If the code has changed multiple locations during a transaction, probably on multiple cache lines, that means those changes have to be made all at once. If locations A and B both change, nobody can possibly see location A after it changed but location B before it changed. Nothing, anywhere, can get between the write of A and the write of B (or the making of both changes visible outside of cache).

As I said, I don’t know Intel’s exact implementation, so could conceivably be wrong, but that for me that implies that every “Commit!” requires a whole system serialization event: Every processor and thread in the whole system has to be not just halted, but pipelines drained. Everything must come to a dead stop. Once that stop is done, then all the changes can be made visible, and everything restarted.

Note that Intel’s TSE architecture spec says nothing about these semantics being limited to one particular chip or region. This is very good; software exploitation would be far harder otherwise. But it implies that in a multi-chip, multi-socket system, this halt and drain applies to every processor in every chip in every socket. It’s a dead stop of everything.

Well, OK, but lock acquire and release instructions always did this dead stop anyway, so likely the aggregate amount of serialization is reduced. (Wait a minute, they always did this anyway?! What the… Yeah. Dirty little secret of the hardware dudes.)

But lock acquire and release only involve one cache line at a time. “Commit!” may involve many. Writes involve letting everybody else know you’re writing a particular line, so they can invalidate it in their cache(s). Those notifications all have to be sent out, serially, and acknowledgements received.
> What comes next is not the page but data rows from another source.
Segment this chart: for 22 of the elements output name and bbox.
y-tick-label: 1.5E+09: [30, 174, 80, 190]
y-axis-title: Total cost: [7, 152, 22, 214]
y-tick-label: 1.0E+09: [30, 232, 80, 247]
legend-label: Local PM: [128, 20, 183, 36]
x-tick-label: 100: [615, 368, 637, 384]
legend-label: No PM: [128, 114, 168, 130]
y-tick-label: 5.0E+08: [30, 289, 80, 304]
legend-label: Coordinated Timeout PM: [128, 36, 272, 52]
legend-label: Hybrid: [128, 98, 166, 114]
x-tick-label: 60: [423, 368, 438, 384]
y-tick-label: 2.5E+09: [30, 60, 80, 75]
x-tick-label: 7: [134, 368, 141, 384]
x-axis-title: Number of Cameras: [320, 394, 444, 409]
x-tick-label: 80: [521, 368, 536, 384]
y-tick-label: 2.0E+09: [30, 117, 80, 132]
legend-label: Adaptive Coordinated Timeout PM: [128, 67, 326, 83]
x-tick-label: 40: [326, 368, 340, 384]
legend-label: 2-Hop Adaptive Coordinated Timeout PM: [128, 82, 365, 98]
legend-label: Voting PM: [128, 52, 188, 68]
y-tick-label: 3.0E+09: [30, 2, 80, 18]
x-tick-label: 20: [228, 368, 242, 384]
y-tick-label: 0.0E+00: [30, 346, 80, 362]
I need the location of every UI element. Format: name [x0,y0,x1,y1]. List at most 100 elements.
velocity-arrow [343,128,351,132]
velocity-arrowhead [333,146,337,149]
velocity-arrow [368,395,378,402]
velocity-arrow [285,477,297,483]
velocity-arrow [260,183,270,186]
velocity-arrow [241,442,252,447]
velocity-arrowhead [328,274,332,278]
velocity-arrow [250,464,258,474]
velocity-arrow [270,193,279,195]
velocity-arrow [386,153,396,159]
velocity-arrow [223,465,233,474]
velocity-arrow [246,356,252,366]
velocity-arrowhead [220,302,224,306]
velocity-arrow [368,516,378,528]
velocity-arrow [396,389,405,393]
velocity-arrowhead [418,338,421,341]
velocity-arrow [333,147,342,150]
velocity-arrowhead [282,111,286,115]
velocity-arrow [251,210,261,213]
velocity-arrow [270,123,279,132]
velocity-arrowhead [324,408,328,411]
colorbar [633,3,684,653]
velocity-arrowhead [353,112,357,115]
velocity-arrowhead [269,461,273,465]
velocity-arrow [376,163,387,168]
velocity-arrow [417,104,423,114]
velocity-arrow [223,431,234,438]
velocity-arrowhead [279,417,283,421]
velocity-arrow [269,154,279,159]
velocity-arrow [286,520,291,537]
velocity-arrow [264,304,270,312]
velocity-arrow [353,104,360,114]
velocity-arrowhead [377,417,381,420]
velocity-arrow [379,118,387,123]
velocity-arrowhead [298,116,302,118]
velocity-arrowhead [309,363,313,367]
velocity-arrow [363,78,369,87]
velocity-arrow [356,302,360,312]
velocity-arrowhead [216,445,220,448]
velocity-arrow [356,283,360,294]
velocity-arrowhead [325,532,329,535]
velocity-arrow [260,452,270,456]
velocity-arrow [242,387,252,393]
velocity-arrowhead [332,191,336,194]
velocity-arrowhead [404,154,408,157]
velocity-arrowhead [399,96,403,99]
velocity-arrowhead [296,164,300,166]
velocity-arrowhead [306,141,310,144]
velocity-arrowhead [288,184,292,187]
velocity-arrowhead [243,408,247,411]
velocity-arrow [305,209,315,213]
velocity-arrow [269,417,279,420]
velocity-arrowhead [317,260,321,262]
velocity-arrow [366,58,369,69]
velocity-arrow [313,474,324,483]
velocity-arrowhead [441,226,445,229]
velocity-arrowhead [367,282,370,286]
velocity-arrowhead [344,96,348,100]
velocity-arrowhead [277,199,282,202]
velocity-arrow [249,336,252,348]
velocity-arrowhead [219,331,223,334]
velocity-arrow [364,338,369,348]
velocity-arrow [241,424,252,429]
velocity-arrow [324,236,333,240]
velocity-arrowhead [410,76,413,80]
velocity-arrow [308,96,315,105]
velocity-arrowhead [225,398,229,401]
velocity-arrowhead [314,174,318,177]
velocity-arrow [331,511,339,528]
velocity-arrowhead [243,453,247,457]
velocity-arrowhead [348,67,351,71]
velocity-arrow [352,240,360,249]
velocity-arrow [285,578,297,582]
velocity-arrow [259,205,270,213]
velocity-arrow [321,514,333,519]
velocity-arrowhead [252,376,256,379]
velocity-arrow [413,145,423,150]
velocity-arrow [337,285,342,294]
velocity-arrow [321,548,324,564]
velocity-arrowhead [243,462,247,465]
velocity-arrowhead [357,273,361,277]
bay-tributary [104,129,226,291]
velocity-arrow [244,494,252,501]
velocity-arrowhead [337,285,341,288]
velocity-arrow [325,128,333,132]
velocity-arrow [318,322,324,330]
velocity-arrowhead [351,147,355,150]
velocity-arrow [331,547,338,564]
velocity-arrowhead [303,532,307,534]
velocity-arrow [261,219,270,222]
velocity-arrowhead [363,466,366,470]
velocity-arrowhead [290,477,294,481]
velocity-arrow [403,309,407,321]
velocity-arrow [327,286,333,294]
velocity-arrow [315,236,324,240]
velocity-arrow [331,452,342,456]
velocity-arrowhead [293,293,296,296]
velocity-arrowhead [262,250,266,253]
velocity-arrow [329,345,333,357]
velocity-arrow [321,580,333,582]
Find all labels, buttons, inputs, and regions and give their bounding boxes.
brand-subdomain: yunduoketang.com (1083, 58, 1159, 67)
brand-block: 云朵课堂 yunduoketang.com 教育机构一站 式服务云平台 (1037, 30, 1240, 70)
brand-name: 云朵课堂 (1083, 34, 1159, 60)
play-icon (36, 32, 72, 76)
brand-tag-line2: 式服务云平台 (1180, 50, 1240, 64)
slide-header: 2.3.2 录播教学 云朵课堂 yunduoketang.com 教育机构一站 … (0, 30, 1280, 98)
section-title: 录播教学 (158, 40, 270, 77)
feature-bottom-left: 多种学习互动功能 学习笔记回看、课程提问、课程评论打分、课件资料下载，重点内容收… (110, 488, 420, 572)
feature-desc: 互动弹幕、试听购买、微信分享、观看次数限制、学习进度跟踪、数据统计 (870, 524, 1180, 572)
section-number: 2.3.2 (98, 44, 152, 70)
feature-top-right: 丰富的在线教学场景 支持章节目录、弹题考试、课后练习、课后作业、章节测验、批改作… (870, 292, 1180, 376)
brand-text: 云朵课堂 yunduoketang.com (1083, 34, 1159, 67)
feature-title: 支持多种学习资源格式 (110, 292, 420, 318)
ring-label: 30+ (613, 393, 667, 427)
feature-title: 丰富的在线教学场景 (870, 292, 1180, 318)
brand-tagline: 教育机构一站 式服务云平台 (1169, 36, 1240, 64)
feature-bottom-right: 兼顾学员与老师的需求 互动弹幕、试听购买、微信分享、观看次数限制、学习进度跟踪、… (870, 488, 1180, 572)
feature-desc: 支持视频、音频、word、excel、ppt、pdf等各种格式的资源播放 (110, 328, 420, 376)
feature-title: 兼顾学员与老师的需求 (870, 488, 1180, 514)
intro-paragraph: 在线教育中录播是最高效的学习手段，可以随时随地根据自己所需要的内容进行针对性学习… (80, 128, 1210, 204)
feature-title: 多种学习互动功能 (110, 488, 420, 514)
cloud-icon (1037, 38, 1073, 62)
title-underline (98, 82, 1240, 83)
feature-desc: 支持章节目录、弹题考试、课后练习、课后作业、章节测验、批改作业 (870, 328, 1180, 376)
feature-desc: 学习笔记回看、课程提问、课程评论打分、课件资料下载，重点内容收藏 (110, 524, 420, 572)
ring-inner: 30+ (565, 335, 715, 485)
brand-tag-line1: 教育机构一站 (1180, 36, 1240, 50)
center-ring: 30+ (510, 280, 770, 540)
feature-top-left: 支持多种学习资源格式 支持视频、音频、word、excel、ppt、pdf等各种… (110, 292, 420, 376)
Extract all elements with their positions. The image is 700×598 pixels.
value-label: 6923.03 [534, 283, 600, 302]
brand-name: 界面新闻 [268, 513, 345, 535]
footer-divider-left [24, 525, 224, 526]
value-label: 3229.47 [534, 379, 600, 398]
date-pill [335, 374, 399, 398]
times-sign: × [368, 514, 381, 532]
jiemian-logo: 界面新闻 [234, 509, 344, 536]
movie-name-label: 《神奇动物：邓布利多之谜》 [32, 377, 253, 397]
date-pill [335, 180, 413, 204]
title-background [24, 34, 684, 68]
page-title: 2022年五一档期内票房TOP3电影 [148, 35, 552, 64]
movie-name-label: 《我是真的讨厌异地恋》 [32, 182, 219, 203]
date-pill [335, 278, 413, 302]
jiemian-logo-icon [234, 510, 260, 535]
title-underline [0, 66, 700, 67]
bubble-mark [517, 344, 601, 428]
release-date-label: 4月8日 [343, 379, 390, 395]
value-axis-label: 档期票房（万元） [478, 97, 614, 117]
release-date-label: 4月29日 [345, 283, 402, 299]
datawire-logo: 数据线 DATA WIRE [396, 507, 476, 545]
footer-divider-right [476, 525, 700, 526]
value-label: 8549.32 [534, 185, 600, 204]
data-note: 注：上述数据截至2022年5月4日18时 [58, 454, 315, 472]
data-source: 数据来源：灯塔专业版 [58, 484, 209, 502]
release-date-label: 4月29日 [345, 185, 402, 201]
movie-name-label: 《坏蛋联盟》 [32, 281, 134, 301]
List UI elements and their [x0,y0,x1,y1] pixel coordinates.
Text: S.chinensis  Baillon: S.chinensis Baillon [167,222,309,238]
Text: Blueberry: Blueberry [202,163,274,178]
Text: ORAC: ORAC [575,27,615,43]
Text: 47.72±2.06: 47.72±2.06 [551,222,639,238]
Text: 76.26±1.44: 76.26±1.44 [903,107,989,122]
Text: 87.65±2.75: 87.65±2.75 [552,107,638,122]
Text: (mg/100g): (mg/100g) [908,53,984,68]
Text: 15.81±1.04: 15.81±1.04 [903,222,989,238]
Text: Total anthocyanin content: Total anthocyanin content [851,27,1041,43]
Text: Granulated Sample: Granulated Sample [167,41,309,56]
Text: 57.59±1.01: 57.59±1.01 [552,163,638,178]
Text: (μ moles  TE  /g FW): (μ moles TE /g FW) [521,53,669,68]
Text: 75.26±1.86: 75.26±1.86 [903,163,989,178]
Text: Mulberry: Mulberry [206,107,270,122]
They can be pipelined, and probably are, but the process is still serial, and must be done while at a dead stop.

So, if your transactional segment of code modifies, say, 128KB spread over 512K cache lines, you can expect a noticeable bit of serialization time when you “Commit!”. Don’t forget this issue now includes all your old-style locking, thanks to HLE, where the original locking involved updating just one cache line. This is another reason I want to see some real running code with HLE. Who knows what evil lurks between the locks?

But as I said, I don’t know the implementation. Could Intel folks have found a way around this? Maybe; I’m writing this, as I’ve indicated, speculatively. Perhaps real magic is involved. We’ll find out when Haswell ships.

Enjoy your bright, shiny, new, non-blocking transactional memory when it ships. It’ll probably work really well. But beware the dreaded hraglblargarolfargahglug. It bites.